Dorregaray rió, se dio la vuelta en dirección a Yennefer y los Sableras, señaló al cortejo real que se alejaba.
—Allá —dijo— parte el rey Niedamir. No da ya más órdenes por boca de Gyllenstiern. Parte mostrando buen juicio. Me alegro de que estés aquí, Jaskier. Te propongo que comiences a componer un romance.
—¿Sobre qué?
—Sobre cómo —el hechicero sacó de bajo la capa su varita— el maestro Dorregaray, nigromante, mandó a casa a los bellacos que querían matar al modo de los bellacos al último dragón dorado que quedaba en el mundo. ¡No te muevas, Boholt! ¡Yarpen, las manos lejos del hacha! ¡Ni pestañees, Yennefer! Adelante, bellacos, tras el rey, como el perro tras el amo. Vamos, a los caballos, a los carros. Os aviso, quien haga un movimiento incorrecto, de él no quedará más que un tufo y una mancha en la arena. No estoy bromeando.
—¡Dorregaray! —susurró Yennefer.
—¡Noble hechicero! —dijo Boholt, conciliador—. Entonces se debe...
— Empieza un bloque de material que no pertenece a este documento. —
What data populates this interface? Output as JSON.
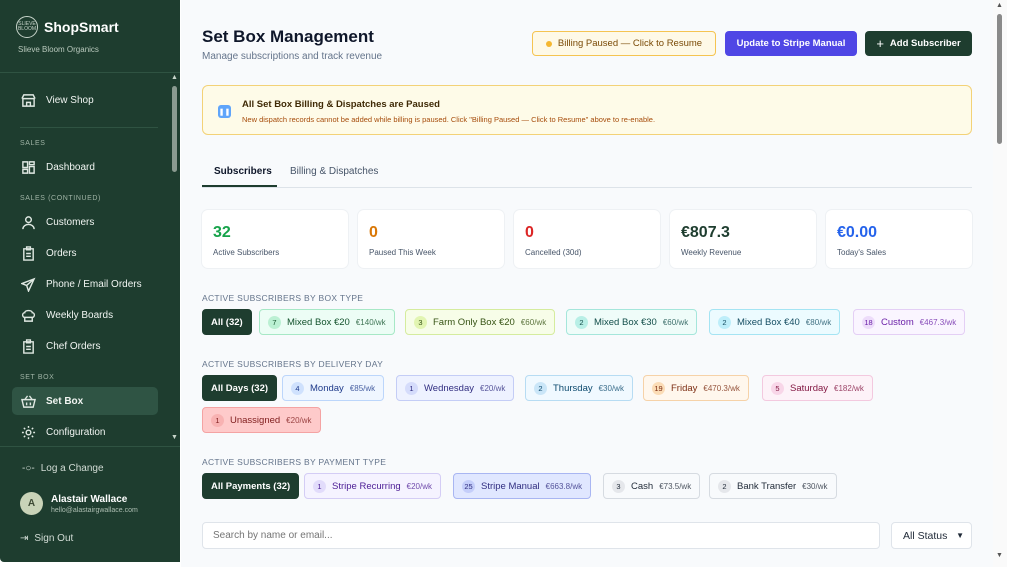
{
  "brand": {
    "name": "ShopSmart",
    "subtitle": "Slieve Bloom Organics",
    "logo_text": "SLIEVE BLOOM"
  },
  "sidebar": {
    "view_shop": "View Shop",
    "sections": {
      "sales": "SALES",
      "sales_continued": "SALES (CONTINUED)",
      "set_box": "SET BOX"
    },
    "items": {
      "dashboard": "Dashboard",
      "customers": "Customers",
      "orders": "Orders",
      "phone_email_orders": "Phone / Email Orders",
      "weekly_boards": "Weekly Boards",
      "chef_orders": "Chef Orders",
      "set_box": "Set Box",
      "configuration": "Configuration"
    },
    "log_change": "Log a Change",
    "user": {
      "initial": "A",
      "name": "Alastair Wallace",
      "email": "hello@alastairgwallace.com"
    },
    "sign_out": "Sign Out"
  },
  "header": {
    "title": "Set Box Management",
    "subtitle": "Manage subscriptions and track revenue",
    "billing_paused_button": "Billing Paused — Click to Resume",
    "stripe_button": "Update to Stripe Manual",
    "add_button": "Add Subscriber"
  },
  "alert": {
    "title": "All Set Box Billing & Dispatches are Paused",
    "text": "New dispatch records cannot be added while billing is paused. Click \"Billing Paused — Click to Resume\" above to re-enable."
  },
  "tabs": [
    "Subscribers",
    "Billing & Dispatches"
  ],
  "stats": [
    {
      "value": "32",
      "label": "Active Subscribers",
      "color": "#16a34a"
    },
    {
      "value": "0",
      "label": "Paused This Week",
      "color": "#d97706"
    },
    {
      "value": "0",
      "label": "Cancelled (30d)",
      "color": "#dc2626"
    },
    {
      "value": "€807.3",
      "label": "Weekly Revenue",
      "color": "#1e3d2f"
    },
    {
      "value": "€0.00",
      "label": "Today's Sales",
      "color": "#2563eb"
    }
  ],
  "box_type": {
    "label": "ACTIVE SUBSCRIBERS BY BOX TYPE",
    "all": "All (32)",
    "chips": [
      {
        "count": "7",
        "name": "Mixed Box €20",
        "rate": "€140/wk"
      },
      {
        "count": "3",
        "name": "Farm Only Box €20",
        "rate": "€60/wk"
      },
      {
        "count": "2",
        "name": "Mixed Box €30",
        "rate": "€60/wk"
      },
      {
        "count": "2",
        "name": "Mixed Box €40",
        "rate": "€80/wk"
      },
      {
        "count": "18",
        "name": "Custom",
        "rate": "€467.3/wk"
      }
    ]
  },
  "delivery_day": {
    "label": "ACTIVE SUBSCRIBERS BY DELIVERY DAY",
    "all": "All Days (32)",
    "chips": [
      {
        "count": "4",
        "name": "Monday",
        "rate": "€85/wk"
      },
      {
        "count": "1",
        "name": "Wednesday",
        "rate": "€20/wk"
      },
      {
        "count": "2",
        "name": "Thursday",
        "rate": "€30/wk"
      },
      {
        "count": "19",
        "name": "Friday",
        "rate": "€470.3/wk"
      },
      {
        "count": "5",
        "name": "Saturday",
        "rate": "€182/wk"
      },
      {
        "count": "1",
        "name": "Unassigned",
        "rate": "€20/wk"
      }
    ]
  },
  "payment_type": {
    "label": "ACTIVE SUBSCRIBERS BY PAYMENT TYPE",
    "all": "All Payments (32)",
    "chips": [
      {
        "count": "1",
        "name": "Stripe Recurring",
        "rate": "€20/wk"
      },
      {
        "count": "25",
        "name": "Stripe Manual",
        "rate": "€663.8/wk"
      },
      {
        "count": "3",
        "name": "Cash",
        "rate": "€73.5/wk"
      },
      {
        "count": "2",
        "name": "Bank Transfer",
        "rate": "€30/wk"
      }
    ]
  },
  "search": {
    "placeholder": "Search by name or email..."
  },
  "status_filter": {
    "value": "All Status"
  },
  "colors": {
    "sidebar": "#1e3d2f",
    "accent": "#4f46e5",
    "paused": "#f5b731"
  }
}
—Calla, Boholt. Dije que no tocaréis a ese dragón; no se mata a una leyenda. Daos la vuelta y a tomar por saco.
La mano de Yennefer se disparó de pronto hacia delante, y la tierra alrededor de Dorregaray explotó en un fuego celeste, borbotó en una tormenta de arena y hierbas. El hechicero se sacudió, rodeado de llamas. Devastadón, de un salto, le golpeó en el rostro con el canto del puño. Dorregaray cayó, de su varita surgió un rayo rojo que se apagó sin causar daño sobre las rocas. Cortapajas, acercándose a toda prisa desde el otro lado, dio una patada al hechicero que seguía en el suelo, tomó impulso para repetir el golpe. Geralt se lanzó entre ellos, empujó a Cortapajas hacia atrás, tomó la espada, dio un golpe plano, apuntando al lugar que dividía la coraza y la espaldera. Se lo impidió Boholt, quien paró el golpe con la ancha hoja de su mandoble. Jaskier le echó la zancadilla a Devastadón, pero sin efecto. Devastadón se agarró al jubón coloreado del bardo y le golpeó con el puño entre los ojos. Yarpen Zigrin, apareciendo por detrás, levantó los pies a Jaskier dándole con el mango del hacha en el hueco de la rodilla.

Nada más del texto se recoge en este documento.